It’s no doubt that in the day of thriving media and people being more closely connected than ever, everything is open to interpretation. Depending on how each person has been raised and socialized, there may be many different ideas of what it truly means to respect your body. I asked five people on campus (names will remain anonymous) what they believe that respecting your body means. The responses are as stated: “Respecting your body means loving your body for what it is and owning it.” “Respecting your body means you treat your body with love and care.”
“Respecting your body means making sure you get enough water, nutrients, and exercise necessary.”
“It means taking care of yourself.”
“It means doing what you want.”
All of these responses seemed rather uplifting to hear. But it continues. I then proceeded to ask what these five respondents feel about college women who have a lot of sex.
“Slut.” “She gets around.”
“Easy.” “Used up.”
“Shameful.” Surprised? Didn’t’t think so. However, I decided to look at the other end of the spectrum, and asked these five respondents what they think of girls in their late teens and early twenties who have not had their first kiss yet.
“Strange. Loser. Lame.”
“So behind in the game.”
Sadly enough, these results did not surprise me. It almost seems that there is no middle ground – one either does too much or too little. In this ever thriving hookup culture called college, people who choose to wait for their first kiss or first time having sex are often looked at as lame or just so behind in the game. Yet in our socialized mindsets of women needing to conform to societal standards, those who engage in regular sexual activity can also be seen as too easy and disrespectful of their bodies.
As a means of respecting your body, one must take care of it and tend to it – with enough daily nutrients, water intake, and exercise. But what we must not forget is that respecting your body evidently means respecting your decisions for your own body. If a girl chooses to be more reserved and wait until the right time, that is her decision. Likewise, if she chooses to engage in constant sexual activity, that is her decision as well.
The sad truth is that the latter situation isn’t quite understood. The idea of respecting your body is misconstrued as not doing too much, when in reality it means doing what you wish for your body. To reiterate, I would like to quote Astrid Alauda:
“Your body’s a temple, but only if you treat it as one.”

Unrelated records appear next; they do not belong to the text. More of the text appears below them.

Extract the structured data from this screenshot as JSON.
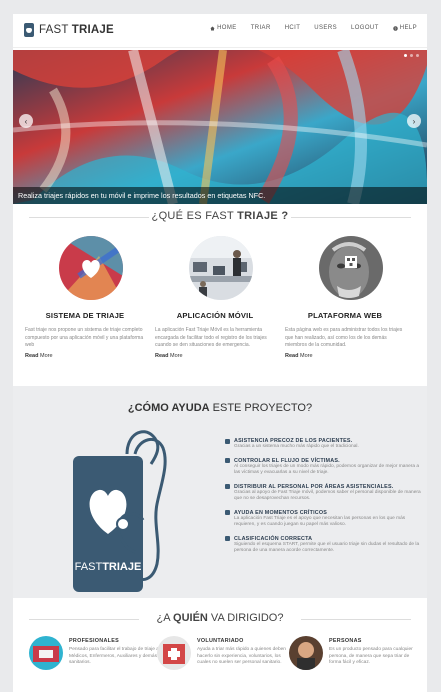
{
  "header": {
    "logo_light": "FAST ",
    "logo_bold": "TRIAJE",
    "nav": [
      {
        "label": "HOME",
        "icon": "home-icon"
      },
      {
        "label": "TRIAR",
        "icon": ""
      },
      {
        "label": "HCIT",
        "icon": ""
      },
      {
        "label": "USERS",
        "icon": ""
      },
      {
        "label": "LOGOUT",
        "icon": ""
      },
      {
        "label": "HELP",
        "icon": "help-icon"
      }
    ]
  },
  "slider": {
    "caption": "Realiza triajes rápidos en tu móvil e imprime los resultados en etiquetas NFC.",
    "prev": "‹",
    "next": "›"
  },
  "about": {
    "title_light": "¿QUÉ ES FAST ",
    "title_bold": "TRIAJE ?",
    "features": [
      {
        "title": "SISTEMA DE TRIAJE",
        "text": "Fast triaje nos propone un sistema de triaje completo compuesto por una aplicación móvil y una plataforma web",
        "more_bold": "Read",
        "more_light": " More"
      },
      {
        "title": "APLICACIÓN MÓVIL",
        "text": "La aplicación Fast Triaje Móvil es la herramienta encargada de facilitar todo el registro de los triajes cuando se den situaciones de emergencia.",
        "more_bold": "Read",
        "more_light": " More"
      },
      {
        "title": "PLATAFORMA WEB",
        "text": "Esta página web es para administrar todos los triajes que han realizado, así como los de los demás miembros de la comunidad.",
        "more_bold": "Read",
        "more_light": " More"
      }
    ]
  },
  "help": {
    "title_bold": "¿CÓMO AYUDA",
    "title_light": " ESTE PROYECTO?",
    "logo_light": "FAST",
    "logo_bold": "TRIAJE",
    "items": [
      {
        "head": "ASISTENCIA PRECOZ DE LOS PACIENTES.",
        "body": "Gracias a un sistema mucho más rápido que el tradicional."
      },
      {
        "head": "CONTROLAR EL FLUJO DE VÍCTIMAS.",
        "body": "Al conseguir los triajes de un modo más rápido, podemos organizar de mejor manera a las víctimas y evacuarlas a su nivel de triaje."
      },
      {
        "head": "DISTRIBUIR AL PERSONAL POR ÁREAS ASISTENCIALES.",
        "body": "Gracias al apoyo de Fast Triaje móvil, podemos saber el personal disponible de manera que no se desaprovechan recursos."
      },
      {
        "head": "AYUDA EN MOMENTOS CRÍTICOS",
        "body": "La aplicación Fast Triaje es el apoyo que necesitan las personas en los que más requieren, y es cuando juegan su papel más valioso."
      },
      {
        "head": "CLASIFICACIÓN CORRECTA",
        "body": "Siguiendo el esquema START, permite que el usuario triaje sin dudas el resultado de la persona de una manera acorde correctamente."
      }
    ]
  },
  "who": {
    "title_light": "¿A ",
    "title_bold": "QUIÉN",
    "title_light2": " VA DIRIGIDO?",
    "cards": [
      {
        "name": "PROFESIONALES",
        "text": "Pensado para facilitar el trabajo de triaje a Médicos, Enfermeros, Auxiliares y demás sanitarios."
      },
      {
        "name": "VOLUNTARIADO",
        "text": "Ayuda a triar más rápido a quienes deben hacerlo sin experiencia, voluntarios, los cuales no suelen ser personal sanitario."
      },
      {
        "name": "PERSONAS",
        "text": "Es un producto pensado para cualquier persona, de manera que sepa triar de forma fácil y eficaz."
      }
    ]
  },
  "colors": {
    "accent": "#3b5a73",
    "page_bg": "#e9eaec",
    "band_bg": "#ecedef"
  }
}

You have probably heard the saying that your body is a temple, which is often associated with not being too active in said behaviors. However, all these choices mentioned here all come down to the decision of the owner of said body. That doesn’t mean quickly going out to find your first kiss just because you’re afraid of being shamed for being twenty years old and never wanting your first kiss. It also doesn’t mean refraining from sex on your date despite wanting it. What respecting your body means is to be able to respect your own decisions for your own body – not the quantity or actions done.
While respecting your body means nourishing it – with enough water, nutrients, and exercise, it also means nourishing your body with respectful decisions for it. Respectful is not a universally defined quantity of things you can or cannot do with someone else; rather, what you, the owner of the body, would like for it.